The Upsilon Knot (Paperback)
Say Raisin Press, 9780985384012, 500pp.
Publication Date: August 27, 2013
List Price: 17.99*
* Individual store prices may vary.
The year is 1887, and a case of mistaken identity pits the mad Emperor of Italy against the most dangerous adversary he never imagined-a modern American beauty of decidedly unmaidenly accomplishments. In a world where golems are as real as flying machines, life can still be boring for a woman of considerable gifts and peculiar upbringing. A coded message from the poetically beautiful Nikola Tesla is Claude Monteith's chance to do something important. How could the daughter of Queen Charlotte's favourite spy anticipate that her unknown resemblance to a princess would set her on a collision course with Britain's arch enemy, the self-proclaimed Caesar Augustus II? Immersed in the lost knowledge of Egypt and commanding an army of deathless amphoraeka, Augustus will stop at nothing to restore the Roman Empire, including kidnapping the heiress to the British throne. Reluctantly partnering with a provocative Italian Englishman who lives under many names, Claude must draw on everything she knows to survive and thwart the Emperor's designs.

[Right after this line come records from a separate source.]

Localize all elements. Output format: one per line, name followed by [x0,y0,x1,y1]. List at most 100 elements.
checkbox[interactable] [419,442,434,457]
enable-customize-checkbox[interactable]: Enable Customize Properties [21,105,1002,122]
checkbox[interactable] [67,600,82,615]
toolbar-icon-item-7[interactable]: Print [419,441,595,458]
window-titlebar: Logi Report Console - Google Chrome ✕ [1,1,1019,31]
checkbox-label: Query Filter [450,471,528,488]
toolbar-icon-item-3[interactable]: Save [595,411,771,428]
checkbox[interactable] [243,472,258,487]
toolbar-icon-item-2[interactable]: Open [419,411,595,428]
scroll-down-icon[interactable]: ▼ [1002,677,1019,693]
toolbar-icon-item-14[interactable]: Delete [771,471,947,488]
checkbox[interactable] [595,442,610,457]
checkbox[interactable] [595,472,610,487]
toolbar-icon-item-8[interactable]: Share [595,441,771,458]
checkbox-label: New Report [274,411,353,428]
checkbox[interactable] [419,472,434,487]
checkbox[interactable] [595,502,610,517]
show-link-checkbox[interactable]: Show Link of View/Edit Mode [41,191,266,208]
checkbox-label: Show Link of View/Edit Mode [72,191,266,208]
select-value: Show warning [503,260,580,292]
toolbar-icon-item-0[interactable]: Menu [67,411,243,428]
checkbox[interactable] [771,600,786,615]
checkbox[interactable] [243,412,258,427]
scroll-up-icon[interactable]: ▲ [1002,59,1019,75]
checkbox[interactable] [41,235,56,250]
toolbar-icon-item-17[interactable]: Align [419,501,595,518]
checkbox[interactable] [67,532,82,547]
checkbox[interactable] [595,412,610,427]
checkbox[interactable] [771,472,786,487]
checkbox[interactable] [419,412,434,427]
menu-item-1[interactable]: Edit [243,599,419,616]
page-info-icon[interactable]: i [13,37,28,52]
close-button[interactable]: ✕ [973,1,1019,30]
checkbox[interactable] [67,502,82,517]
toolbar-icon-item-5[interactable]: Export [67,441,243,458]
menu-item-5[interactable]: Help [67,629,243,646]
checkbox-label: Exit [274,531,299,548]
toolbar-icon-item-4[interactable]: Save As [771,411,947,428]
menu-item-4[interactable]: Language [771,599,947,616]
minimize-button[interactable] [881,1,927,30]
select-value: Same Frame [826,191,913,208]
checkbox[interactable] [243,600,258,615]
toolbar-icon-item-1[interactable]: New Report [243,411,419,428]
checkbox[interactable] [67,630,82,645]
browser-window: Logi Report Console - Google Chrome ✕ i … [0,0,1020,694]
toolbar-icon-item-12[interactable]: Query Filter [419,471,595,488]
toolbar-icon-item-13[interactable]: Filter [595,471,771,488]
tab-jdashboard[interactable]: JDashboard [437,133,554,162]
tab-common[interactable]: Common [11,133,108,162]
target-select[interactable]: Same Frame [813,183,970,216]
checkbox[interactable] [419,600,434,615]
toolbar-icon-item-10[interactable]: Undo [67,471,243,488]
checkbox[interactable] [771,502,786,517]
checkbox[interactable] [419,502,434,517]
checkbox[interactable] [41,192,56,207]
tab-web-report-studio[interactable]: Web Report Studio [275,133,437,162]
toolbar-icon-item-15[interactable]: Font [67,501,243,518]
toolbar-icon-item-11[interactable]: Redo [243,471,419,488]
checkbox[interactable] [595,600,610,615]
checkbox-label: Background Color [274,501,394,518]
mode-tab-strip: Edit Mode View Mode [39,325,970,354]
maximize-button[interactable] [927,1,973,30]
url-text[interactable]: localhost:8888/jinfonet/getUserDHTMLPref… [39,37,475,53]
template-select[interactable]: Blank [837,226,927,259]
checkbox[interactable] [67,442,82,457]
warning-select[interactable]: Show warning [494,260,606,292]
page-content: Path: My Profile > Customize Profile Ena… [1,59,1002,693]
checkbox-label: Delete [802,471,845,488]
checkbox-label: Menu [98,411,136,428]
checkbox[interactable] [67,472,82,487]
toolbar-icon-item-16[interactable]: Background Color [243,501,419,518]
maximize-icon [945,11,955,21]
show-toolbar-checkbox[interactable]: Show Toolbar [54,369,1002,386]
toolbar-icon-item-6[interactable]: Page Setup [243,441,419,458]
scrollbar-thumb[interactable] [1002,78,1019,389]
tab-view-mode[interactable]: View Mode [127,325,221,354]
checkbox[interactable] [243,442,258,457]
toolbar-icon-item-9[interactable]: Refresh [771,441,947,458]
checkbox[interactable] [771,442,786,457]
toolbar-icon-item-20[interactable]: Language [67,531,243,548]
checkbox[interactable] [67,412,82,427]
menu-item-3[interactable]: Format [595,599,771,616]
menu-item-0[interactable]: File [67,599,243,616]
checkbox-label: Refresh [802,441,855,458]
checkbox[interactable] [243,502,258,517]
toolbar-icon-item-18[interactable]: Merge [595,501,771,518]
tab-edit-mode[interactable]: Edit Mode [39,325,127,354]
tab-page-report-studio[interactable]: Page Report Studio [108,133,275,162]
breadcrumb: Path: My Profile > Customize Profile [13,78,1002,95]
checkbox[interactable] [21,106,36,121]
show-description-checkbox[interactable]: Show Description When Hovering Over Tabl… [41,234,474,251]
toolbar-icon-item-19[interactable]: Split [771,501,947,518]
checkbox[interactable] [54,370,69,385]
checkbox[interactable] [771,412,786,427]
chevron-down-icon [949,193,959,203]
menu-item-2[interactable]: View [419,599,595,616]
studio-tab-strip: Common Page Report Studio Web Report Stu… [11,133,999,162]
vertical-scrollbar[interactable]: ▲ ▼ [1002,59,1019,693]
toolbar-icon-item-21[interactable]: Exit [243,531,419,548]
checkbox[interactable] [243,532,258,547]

From her Chicago home to the old cities of Prague and Dubrovnik, through a highly irregular Hungarian forest and across the face of Italy, the twisting road to the Colosseum and the ultimate showdown is paved with prodigious threats and surprising allies.
About the Author
Merle Darling has been living in the imaginary 19th century since the age of seven, when she first read "Little Women" and "The Secret Garden." This illusionary state of being was reinforced by a four-year stint at a 19th century college (complete with ivied walls and afternoon tea in the dormitory parlors) where she studied under fine19th century scholars in the History and Theatre departments, practiced her knitting and learned to bake bread. Her home is in an iconic 20th century city. She writes on the train, as she has never successfully kept a diary and therefore has nothing sensational to read.